Claims staff cuts putting police and public at risk

22:07, Apr 02 2014

Police officers and the public are being put at risk after cuts to staffing levels in a major Waikato town and it's symptomatic of wider cost-cutting in the department, a source says.

But Eastern Waikato Area Commander, Inspector Dana McDonald, said the assertion that staffing numbers had been cut in Morrinsville were incorrect, but rather they'd been reduced by natural attrition.

The female source, who requested anonymity, said staff had been told the number of duty constables in Morrinsville would fall from eight to six, and the overnight on-call roster had been cut from two to one.

That sole on-call officer has to cover Matamata, Te Aroha and Morrinsville, she said.

"Now they have to travel from one town to the other. It's quite a big distance, so if there's a serious job that has to be attended to within 10 minutes and to be there [at the scene] within 30 minutes, it's almost impossible to do that - it's putting public safety at risk."

The source also believed having a lone officer on duty at night was putting their safety at risk.


"The potential for them to be assaulted and for them to get in trouble increases because cops should be working two-up in the evenings for their own safety."

If something goes wrong back-up could be 30 minutes away, and "you could be well dead by that time".

The source spoke out because she believed the public "need to know the reality" about police resources.

"It's affecting the whole country, but this is the area I'm in now and they need to know that if they call the police and they're having an emergency situation, thinking someone's going to get there shortly, the reality is that the cop could be coming from 40 minutes away.

"Something needs to happen - police can't keep cutting staff."

The source blamed the region's commanders, as well as politicians for the cutbacks.

"It's the plebs on the front line are the ones that are affected, running around trying to cover each other. The resources being more and more limited."

Police need more funding to function properly, she said.

"It's so important, public safety. The police get such a bad rap from the public not getting to things on time, but they do their best with the resources they have and the pressure they're under on a daily basis."

But McDonald disputed claims of cost-cutting, saying for the past five years the Resource Allocation Total (RAT) for Morrinsville had been a sergeant and six constables, but Morrinsville had been running over this.

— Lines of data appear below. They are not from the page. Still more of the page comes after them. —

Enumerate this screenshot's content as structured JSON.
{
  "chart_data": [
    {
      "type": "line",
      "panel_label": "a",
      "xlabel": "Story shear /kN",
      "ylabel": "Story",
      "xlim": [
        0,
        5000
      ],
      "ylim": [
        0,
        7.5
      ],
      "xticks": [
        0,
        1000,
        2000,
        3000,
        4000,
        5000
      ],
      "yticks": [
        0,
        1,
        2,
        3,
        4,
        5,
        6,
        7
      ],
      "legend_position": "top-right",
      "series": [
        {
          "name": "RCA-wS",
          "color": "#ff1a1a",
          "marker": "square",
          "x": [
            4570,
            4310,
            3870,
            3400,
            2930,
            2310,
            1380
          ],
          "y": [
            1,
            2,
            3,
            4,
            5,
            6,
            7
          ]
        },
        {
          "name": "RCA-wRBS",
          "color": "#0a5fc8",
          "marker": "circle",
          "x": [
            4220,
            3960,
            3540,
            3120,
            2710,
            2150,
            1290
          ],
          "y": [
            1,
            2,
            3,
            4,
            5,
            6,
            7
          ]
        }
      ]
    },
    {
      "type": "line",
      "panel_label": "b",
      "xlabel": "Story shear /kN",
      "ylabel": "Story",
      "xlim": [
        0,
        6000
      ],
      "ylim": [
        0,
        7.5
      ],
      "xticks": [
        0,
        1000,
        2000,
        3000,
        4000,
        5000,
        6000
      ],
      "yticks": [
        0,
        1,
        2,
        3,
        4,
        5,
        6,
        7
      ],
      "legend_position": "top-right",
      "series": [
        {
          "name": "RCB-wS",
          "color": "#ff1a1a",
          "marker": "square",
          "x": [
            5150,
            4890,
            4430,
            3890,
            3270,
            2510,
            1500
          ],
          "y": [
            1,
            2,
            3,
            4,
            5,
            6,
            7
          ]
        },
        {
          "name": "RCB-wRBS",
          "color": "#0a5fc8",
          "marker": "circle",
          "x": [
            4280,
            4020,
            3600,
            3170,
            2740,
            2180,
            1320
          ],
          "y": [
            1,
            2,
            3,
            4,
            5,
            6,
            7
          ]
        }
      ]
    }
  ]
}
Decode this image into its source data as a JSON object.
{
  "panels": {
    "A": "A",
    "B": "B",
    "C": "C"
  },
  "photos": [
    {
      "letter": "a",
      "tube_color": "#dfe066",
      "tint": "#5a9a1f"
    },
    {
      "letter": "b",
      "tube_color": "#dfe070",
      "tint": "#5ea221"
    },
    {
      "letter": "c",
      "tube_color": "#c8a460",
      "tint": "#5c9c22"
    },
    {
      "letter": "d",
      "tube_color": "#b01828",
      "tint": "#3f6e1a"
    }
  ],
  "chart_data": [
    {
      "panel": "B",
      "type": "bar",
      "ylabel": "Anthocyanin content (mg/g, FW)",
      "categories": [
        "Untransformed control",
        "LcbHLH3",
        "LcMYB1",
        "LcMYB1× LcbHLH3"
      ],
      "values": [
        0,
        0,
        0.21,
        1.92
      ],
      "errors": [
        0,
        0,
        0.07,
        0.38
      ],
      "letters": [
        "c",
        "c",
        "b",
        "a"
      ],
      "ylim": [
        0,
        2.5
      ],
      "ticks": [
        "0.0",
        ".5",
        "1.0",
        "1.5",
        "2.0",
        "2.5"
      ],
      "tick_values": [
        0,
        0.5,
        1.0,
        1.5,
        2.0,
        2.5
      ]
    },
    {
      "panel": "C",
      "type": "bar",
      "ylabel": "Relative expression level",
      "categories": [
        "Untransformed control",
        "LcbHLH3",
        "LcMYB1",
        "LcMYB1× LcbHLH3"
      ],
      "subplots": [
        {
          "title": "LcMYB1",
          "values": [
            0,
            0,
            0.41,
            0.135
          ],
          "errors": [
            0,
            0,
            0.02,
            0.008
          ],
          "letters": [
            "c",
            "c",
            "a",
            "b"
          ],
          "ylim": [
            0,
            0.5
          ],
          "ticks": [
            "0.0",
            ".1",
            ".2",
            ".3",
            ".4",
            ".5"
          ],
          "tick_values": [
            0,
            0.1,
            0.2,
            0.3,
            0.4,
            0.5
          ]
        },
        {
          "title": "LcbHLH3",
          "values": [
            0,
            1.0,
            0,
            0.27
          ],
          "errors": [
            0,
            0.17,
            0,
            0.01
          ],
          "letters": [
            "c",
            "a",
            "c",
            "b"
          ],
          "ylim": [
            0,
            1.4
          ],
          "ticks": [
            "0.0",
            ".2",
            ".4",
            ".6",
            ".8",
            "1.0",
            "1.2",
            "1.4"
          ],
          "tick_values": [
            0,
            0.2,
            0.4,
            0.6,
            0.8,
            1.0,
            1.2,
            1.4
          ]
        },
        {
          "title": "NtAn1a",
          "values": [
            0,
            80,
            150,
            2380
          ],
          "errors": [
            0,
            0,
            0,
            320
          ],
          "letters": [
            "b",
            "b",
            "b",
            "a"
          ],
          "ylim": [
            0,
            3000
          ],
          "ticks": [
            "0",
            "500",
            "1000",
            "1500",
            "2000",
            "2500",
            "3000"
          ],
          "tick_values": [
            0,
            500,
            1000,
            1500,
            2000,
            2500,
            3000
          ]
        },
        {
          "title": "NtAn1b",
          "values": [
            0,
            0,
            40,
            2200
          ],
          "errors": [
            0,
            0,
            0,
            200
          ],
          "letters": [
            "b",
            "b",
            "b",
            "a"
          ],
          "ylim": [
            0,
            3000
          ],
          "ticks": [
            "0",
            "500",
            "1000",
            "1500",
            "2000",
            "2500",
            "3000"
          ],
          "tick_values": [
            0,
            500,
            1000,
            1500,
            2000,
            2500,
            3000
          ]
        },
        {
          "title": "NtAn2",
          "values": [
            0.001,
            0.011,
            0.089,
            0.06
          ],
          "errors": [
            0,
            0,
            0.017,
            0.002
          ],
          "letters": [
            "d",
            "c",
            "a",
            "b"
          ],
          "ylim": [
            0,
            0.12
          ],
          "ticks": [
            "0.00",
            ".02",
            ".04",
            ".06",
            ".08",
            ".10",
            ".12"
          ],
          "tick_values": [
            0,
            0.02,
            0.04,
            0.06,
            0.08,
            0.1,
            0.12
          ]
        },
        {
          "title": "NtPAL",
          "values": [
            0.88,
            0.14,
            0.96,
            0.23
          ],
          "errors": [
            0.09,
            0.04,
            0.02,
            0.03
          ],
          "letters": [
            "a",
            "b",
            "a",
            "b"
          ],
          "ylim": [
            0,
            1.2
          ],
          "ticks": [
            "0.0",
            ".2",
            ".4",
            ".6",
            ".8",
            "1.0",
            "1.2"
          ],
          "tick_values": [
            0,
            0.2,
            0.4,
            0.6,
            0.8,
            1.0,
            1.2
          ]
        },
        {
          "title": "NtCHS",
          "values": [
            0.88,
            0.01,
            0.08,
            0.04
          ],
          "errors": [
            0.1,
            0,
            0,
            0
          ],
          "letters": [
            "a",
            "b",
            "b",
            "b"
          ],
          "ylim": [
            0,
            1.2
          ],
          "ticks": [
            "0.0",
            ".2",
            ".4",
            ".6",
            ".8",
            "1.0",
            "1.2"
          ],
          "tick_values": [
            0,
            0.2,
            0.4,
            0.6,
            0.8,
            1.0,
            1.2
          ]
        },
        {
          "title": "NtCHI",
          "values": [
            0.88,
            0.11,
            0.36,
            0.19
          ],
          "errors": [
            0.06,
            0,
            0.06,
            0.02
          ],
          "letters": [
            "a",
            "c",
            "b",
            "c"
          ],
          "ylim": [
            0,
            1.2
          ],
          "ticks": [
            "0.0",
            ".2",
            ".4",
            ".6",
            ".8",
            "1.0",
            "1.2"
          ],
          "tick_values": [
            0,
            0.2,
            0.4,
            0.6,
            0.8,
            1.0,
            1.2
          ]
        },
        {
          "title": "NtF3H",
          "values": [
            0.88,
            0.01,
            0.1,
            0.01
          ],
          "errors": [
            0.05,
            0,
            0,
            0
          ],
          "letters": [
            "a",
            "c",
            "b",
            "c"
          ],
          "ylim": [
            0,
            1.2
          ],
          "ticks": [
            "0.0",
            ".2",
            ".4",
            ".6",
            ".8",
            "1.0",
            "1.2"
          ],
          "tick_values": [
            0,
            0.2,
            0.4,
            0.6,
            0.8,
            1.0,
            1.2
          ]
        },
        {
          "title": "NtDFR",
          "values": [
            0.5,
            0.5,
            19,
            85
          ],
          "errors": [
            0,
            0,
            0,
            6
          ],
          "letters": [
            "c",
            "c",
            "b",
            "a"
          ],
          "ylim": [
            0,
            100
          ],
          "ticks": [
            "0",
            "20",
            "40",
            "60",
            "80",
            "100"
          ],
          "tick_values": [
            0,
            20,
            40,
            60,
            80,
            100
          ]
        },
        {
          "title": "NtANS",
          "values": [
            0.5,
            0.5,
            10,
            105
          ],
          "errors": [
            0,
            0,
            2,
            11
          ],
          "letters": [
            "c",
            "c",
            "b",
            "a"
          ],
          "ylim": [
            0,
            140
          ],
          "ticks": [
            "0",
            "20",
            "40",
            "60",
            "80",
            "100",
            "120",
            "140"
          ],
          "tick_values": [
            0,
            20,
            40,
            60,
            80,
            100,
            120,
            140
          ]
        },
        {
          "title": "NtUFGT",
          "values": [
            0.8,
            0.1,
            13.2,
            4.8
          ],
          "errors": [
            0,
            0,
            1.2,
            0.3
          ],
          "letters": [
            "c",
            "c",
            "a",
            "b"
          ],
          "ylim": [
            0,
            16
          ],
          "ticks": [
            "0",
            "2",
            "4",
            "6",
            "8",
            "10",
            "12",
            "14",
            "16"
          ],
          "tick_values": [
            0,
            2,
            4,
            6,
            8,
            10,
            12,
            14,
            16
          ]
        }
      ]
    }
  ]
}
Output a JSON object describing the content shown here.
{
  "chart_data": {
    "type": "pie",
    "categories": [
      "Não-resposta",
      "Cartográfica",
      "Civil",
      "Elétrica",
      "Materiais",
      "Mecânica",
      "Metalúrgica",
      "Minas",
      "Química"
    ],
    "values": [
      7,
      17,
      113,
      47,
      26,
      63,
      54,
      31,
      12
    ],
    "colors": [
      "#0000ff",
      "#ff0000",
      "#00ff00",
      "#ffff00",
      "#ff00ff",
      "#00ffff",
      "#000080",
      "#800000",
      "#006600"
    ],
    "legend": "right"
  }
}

But over time, through natural attrition, the numbers had dropped so that Morrinsville was staffed at its approved level, he said.

He said claims about on-call after-hours coverage was also not accurate.

A central district command centre enabled police to allocate extra staff more effectively. It allowed a more timely response compared to having a second person respond while on-call.

McDonald said the central command centre provided the public with a faster response than "calling someone [a police officer] out from home, have them wake up, get dressed, go to a station, obtain a briefing and go to an incident".

". . . for instance Cambridge on-duty staff can get to Morrinsville in a more timely manner and Hamilton can back fill Cambridge."

McDonald said Waikato police would continue to provide the best service it can to ensure people in the district's communities "feel safe and are safe".